I come from a background of both a teacher and a writer. As such, I do hold a few beliefs that won’t be shared by others in my industry. In other words, whilst this pedagogy may work for some children, it won’t work for all. But then again, what does?

Practise makes perfect

I was never explicitly taught how to be a writer. I don’t remember learning it at school and I didn’t go on any courses. I read some of my earlier work and I confess – I cringe a little. Something inside me dies just a tiny bit. But I’ve got better. You know why? Because I write a lot and I read a lot. In my case (and this won’t work for everyone), I have become better because of practice. It certainly didn’t happen overnight. I’ve been writing seriously for over ten years and during those ten years, I’ve read a lot of books and I’ve written hundreds of thousands of words. Basically, becoming a good (or better) writer takes time. Like anything – you need to work at it and practise. Rome wasn’t built in a day. Nothing good comes easy.
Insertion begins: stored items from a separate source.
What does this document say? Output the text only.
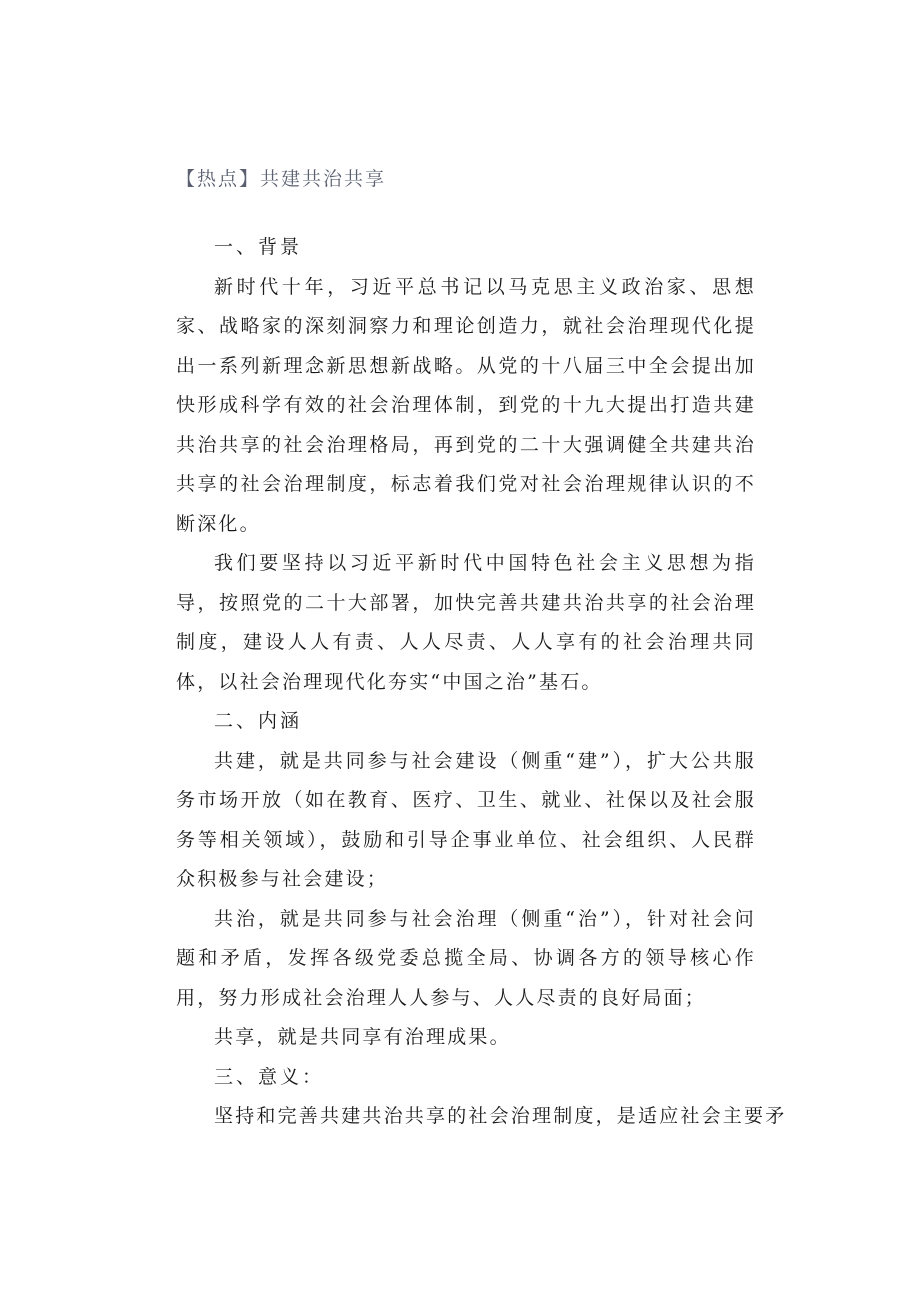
【热点】共建共治共享

一、背景

新时代十年，习近平总书记以马克思主义政治家、思想家、战略家的深刻洞察力和理论创造力，就社会治理现代化提出一系列新理念新思想新战略。从党的十八届三中全会提出加快形成科学有效的社会治理体制，到党的十九大提出打造共建共治共享的社会治理格局，再到党的二十大强调健全共建共治共享的社会治理制度，标志着我们党对社会治理规律认识的不断深化。

我们要坚持以习近平新时代中国特色社会主义思想为指导，按照党的二十大部署，加快完善共建共治共享的社会治理制度，建设人人有责、人人尽责、人人享有的社会治理共同体，以社会治理现代化夯实“中国之治”基石。

二、内涵

共建，就是共同参与社会建设（侧重“建”），扩大公共服务市场开放（如在教育、医疗、卫生、就业、社保以及社会服务等相关领域），鼓励和引导企事业单位、社会组织、人民群众积极参与社会建设；

共治，就是共同参与社会治理（侧重“治”），针对社会问题和矛盾，发挥各级党委总揽全局、协调各方的领导核心作用，努力形成社会治理人人参与、人人尽责的良好局面；

共享，就是共同享有治理成果。

三、意义：

坚持和完善共建共治共享的社会治理制度，是适应社会主要矛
I can’t stress practise enough. Whether it be playing tiddlywinks or driving racing cars, you need to practice. The more a child reads, the more than are exposed to good writing and a wider range of words. The more language they are exposed to, the better they are able to correctly write their own sentences. Read every day. Write every day. Practise, practise, practise!

Reading makes you a better writer (but not always)

“Good readers will become good writers!” is a mantra frequently heard but like most statements, is sweeping in its generalisation.

The statement simply isn’t always true. Sure, some good readers can become good writers, but good readers will not automatically and inevitably become good writers.

This statement can be dangerous when used as a basis for a teaching pedagogy. Encouraging children to read as much as possible as well as giving them opportunities to write creatively is fantastic but … if it’s your only form of writing pedagogy, not all children will be successful. Sure, some will but certainly not all.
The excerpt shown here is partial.